Romance in Islam

Romance in IslamHow often do you hear people talk about Romance with an Islamic context? Talking of romance, of love generally speaking – in front of many Muslims would raise eyebrows as the image of ‘Romance’ and ‘Love’ that we have today is what is presented by the Holly/Bolly Wood or the loads of novels that come with stories making people fanaticize love using the perspective of the authors. These people start imagining and making this love the ideal for their own lives. I have seen loads of people who sing songs with perfect lyrics not knowing the language at all. There are so many who would intelligently discuss how life is so well portrayed in these. The response to love and all associated ways of expressing it come in the form of people burning Valentine Cards, shunning any form of talk of romance and love.

The problem is that love and affection and even romance for that matter is a natural human need that finds no ideology to follow in our cultures and finds beautiful looking image of life in what is presented in these un-Islamic sources of entertainment.So does this mean that the rich Islamic life system that covers just about every aspect of life, forgets about this very important need? Is romance to be abhorred just because we have learnt over time to understand it from the western or hindi-movie perspective?

I found a very interesting blog post by a Muslim about how the idea of a romantic evening would differ from an Islamic and the de-facto perspective.

I knew there has to be some guideline, something that would make romance fit within the Islamic perspective going back to the time of the Prophet. And wow! There is so much, and so beautiful in the life of the Prophet (s.a.w.) himself that tells us what romance is. Maybe the typical mullah forgot to talk about this aspect and we just clung on to a strict, no-smile image of Muslim that is so anti-Islam. But of course the learned men and women could tell you a lot more on how a beautiful relationship is to bemaintained than a ’google-searcher’ like me could put forth.

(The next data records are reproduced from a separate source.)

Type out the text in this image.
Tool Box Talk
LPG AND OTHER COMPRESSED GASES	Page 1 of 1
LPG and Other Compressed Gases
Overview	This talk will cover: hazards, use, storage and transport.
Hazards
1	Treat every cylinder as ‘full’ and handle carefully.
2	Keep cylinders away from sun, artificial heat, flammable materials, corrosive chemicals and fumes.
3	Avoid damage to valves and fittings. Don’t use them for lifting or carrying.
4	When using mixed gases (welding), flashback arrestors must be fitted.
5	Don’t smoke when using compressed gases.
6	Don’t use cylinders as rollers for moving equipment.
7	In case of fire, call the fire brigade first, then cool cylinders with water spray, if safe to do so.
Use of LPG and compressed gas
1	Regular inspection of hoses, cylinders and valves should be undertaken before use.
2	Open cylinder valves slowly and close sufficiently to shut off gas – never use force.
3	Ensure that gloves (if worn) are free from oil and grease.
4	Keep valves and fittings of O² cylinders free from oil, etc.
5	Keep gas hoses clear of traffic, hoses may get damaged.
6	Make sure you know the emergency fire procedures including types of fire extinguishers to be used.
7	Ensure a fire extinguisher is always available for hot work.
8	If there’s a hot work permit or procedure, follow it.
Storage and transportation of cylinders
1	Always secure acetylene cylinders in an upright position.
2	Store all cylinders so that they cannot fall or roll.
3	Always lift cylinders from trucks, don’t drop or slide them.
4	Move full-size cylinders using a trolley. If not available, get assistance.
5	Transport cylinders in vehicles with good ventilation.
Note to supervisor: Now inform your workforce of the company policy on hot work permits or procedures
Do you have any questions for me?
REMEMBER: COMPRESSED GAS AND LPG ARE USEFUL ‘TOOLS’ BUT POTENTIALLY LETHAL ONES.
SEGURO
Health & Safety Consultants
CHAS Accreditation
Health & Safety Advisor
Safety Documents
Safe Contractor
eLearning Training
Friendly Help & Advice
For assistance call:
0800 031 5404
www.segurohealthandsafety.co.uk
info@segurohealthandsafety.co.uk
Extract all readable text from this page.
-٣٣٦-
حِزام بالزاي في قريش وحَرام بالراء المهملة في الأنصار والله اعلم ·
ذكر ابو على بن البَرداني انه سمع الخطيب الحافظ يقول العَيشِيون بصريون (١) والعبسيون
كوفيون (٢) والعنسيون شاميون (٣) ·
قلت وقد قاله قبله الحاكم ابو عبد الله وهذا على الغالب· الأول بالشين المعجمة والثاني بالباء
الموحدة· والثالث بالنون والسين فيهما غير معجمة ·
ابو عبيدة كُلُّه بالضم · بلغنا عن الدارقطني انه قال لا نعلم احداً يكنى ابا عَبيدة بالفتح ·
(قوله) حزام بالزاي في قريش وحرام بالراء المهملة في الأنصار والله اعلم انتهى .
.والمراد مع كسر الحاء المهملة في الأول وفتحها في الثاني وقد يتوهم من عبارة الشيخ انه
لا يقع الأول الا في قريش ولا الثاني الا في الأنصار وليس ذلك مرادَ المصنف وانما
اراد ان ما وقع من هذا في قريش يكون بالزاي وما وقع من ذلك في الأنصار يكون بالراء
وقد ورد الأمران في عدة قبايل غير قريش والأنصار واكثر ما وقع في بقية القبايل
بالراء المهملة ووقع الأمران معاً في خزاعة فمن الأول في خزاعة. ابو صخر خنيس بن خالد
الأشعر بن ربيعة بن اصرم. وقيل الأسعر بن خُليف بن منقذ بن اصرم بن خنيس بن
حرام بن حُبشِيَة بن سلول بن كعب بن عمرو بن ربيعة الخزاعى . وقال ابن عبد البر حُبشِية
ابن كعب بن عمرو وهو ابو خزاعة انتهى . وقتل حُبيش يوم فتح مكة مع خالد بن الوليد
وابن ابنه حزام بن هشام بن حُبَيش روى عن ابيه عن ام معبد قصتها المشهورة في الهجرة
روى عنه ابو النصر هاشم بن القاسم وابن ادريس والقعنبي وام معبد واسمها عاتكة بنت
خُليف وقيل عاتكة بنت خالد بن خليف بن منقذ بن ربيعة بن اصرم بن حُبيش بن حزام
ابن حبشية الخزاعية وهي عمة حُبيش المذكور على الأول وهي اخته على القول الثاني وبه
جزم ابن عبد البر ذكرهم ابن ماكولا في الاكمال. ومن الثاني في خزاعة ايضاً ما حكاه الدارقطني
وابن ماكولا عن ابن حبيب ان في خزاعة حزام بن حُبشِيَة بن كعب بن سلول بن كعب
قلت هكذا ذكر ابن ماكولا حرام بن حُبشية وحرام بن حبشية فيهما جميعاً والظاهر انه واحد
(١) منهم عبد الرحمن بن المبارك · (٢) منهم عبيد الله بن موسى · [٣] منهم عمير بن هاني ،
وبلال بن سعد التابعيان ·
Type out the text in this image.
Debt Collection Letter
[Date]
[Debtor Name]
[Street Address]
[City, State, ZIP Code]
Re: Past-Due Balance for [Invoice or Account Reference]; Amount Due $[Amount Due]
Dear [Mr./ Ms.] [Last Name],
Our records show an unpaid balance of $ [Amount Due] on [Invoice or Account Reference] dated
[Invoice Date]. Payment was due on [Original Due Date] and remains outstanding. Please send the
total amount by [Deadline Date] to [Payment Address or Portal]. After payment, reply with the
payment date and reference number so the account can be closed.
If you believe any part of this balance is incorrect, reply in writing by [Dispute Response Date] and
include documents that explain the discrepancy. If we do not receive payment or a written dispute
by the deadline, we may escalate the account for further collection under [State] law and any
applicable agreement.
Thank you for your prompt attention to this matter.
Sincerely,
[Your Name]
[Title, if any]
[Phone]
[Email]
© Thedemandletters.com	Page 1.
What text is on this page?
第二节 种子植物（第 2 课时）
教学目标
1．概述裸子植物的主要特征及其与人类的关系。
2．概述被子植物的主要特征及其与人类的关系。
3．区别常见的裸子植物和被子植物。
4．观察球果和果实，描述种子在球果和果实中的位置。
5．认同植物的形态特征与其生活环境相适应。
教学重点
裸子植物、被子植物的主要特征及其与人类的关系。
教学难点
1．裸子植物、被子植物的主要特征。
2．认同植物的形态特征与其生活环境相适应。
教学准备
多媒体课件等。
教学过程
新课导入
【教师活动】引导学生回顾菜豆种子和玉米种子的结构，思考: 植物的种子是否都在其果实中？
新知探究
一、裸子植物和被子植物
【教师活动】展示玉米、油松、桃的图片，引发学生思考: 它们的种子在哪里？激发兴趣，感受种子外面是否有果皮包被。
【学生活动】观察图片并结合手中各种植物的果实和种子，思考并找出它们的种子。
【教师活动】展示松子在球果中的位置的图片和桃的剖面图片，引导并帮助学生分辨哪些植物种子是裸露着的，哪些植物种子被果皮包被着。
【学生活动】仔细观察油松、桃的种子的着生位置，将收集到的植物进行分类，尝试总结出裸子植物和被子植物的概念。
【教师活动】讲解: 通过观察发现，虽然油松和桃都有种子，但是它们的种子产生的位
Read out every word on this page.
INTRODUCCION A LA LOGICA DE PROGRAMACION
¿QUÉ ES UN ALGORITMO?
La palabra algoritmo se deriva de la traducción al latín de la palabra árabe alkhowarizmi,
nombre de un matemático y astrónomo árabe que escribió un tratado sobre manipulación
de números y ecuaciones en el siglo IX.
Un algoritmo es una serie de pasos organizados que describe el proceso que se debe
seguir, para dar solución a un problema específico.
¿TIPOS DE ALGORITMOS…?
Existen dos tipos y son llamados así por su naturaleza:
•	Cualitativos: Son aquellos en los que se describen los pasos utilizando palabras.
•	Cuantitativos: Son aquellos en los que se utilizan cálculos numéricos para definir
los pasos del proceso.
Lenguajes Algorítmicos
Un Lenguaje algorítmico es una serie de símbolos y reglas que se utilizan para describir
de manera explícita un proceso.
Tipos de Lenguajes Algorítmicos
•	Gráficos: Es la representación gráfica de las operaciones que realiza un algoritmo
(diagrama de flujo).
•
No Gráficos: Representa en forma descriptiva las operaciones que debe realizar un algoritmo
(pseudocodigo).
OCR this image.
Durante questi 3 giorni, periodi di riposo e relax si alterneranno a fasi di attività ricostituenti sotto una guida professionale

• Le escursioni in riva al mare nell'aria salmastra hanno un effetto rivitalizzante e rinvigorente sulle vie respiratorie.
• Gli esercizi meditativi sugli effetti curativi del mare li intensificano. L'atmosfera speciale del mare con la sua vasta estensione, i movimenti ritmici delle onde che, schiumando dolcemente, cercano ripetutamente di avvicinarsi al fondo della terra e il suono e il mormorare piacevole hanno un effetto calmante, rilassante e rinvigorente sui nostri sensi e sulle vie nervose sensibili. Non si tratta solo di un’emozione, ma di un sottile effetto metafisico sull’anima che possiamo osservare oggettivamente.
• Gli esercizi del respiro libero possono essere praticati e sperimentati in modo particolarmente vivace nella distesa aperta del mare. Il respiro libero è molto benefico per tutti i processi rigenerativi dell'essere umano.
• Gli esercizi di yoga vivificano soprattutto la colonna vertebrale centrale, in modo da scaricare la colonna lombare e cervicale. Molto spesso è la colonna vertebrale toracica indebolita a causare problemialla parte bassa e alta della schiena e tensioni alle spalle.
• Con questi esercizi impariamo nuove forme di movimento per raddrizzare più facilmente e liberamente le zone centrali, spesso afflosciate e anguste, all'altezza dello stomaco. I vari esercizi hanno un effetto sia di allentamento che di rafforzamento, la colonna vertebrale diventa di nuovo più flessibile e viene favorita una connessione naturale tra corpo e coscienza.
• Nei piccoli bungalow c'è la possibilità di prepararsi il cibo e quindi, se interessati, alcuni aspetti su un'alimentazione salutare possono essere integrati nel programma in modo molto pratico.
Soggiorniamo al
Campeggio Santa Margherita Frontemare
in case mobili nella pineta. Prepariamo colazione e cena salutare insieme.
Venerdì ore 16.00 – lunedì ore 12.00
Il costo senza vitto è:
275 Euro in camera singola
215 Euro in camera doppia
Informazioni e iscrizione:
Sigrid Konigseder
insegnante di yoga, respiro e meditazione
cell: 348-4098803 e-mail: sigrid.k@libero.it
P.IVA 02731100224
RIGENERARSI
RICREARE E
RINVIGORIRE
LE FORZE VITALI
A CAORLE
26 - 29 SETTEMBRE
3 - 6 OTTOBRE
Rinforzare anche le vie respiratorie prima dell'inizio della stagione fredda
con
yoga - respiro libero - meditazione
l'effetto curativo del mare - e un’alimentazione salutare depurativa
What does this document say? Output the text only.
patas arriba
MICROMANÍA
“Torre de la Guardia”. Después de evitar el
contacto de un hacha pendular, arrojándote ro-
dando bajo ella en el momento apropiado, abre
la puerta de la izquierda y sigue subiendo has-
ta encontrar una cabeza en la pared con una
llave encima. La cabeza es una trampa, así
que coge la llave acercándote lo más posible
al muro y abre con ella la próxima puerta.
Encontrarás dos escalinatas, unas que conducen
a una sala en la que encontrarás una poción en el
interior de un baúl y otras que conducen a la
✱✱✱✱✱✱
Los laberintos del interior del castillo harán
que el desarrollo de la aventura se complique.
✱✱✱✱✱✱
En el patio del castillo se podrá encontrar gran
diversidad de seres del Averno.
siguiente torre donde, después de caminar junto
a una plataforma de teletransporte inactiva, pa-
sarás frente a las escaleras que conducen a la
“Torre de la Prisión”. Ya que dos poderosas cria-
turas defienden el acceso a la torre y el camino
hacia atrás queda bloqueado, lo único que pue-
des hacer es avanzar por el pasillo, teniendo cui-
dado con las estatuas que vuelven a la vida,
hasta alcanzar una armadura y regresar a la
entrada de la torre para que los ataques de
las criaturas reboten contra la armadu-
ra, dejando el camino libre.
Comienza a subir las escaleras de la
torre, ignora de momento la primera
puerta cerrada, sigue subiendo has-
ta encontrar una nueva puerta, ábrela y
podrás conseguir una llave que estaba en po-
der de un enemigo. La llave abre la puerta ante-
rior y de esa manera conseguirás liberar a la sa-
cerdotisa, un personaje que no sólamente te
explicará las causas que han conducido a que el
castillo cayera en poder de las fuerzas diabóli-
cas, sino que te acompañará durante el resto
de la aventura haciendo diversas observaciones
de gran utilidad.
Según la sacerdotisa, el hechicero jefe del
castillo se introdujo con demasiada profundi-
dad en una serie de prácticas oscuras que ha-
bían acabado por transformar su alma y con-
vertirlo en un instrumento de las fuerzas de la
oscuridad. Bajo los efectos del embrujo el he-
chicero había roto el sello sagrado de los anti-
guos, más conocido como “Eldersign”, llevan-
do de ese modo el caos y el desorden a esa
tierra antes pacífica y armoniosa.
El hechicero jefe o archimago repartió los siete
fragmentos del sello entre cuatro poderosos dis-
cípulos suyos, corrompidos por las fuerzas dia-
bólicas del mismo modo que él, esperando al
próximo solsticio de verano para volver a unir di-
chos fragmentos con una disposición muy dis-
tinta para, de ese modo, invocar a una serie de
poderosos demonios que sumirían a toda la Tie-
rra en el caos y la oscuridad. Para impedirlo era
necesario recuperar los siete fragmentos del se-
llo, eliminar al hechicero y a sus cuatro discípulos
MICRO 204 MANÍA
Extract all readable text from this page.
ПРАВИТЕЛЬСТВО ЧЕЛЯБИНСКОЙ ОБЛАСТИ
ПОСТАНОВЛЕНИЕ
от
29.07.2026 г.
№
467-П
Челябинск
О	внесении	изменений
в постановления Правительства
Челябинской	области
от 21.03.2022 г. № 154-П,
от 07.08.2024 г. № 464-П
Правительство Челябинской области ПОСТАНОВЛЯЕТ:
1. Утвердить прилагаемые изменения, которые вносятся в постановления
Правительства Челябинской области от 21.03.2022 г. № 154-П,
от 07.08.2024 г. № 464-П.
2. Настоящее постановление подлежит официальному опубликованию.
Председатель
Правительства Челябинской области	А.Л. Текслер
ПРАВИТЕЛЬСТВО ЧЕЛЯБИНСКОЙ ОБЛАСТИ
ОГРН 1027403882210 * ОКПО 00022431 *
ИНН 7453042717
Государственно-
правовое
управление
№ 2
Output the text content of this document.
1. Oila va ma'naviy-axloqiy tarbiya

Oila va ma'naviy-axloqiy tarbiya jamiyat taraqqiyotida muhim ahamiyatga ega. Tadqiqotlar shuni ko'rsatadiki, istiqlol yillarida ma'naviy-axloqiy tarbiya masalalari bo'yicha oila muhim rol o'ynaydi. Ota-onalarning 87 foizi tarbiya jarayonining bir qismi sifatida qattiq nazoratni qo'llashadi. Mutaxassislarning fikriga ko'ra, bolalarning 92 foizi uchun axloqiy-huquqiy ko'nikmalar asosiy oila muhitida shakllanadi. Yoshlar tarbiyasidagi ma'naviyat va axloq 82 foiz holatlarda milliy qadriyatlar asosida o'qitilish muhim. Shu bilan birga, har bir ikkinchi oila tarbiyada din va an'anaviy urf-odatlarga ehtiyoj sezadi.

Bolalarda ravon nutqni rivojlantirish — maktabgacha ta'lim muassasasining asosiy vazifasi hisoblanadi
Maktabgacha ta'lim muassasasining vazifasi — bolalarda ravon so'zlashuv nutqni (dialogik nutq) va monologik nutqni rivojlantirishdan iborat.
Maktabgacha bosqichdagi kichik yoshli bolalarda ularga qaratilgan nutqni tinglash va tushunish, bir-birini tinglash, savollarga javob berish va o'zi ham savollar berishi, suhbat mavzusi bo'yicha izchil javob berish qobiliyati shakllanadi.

Anyhow, I did my research and I have my conclusions drawn from the beautiful life of the Prophet (s.a.w), and his companions.Bringing flowers for your loved one, looking beautiful for your mate, having a candle-light dinner with your mate — things that bring romance and speak of love are not only possible but something that would be recommended. The only difference – and an important difference indeed – is that the relationship has a pure foundation — that the man and woman, who have this bond of love, are legally bound together in the bond of marriage. [And of course, marriage is not to be that drag that men and women seem stuck in, and forward jokes about. In Islam, a marriage is the foundation for love and affection between a man and woman that is unlike any other human relationship.]

So, now that you want to talk of romance, a good idea would be to get married. For what is romance without a mate?

With marriage settled and accepted as the default, let’s talk of Romance.

“They are your garments and you are their garments” (Surah Al Baqarah 2:187).

How beautiful, and how romantic. J This statement from the Quran itself puts in one sentence the meaning of marriage and what it is supposed to be. The husband and wife are supposed to be to each other like garments – closest to you, protecting you, beautifying you, hiding your shame, and comforting you. SubhanAllah! What could be a better analogy to describe marriage?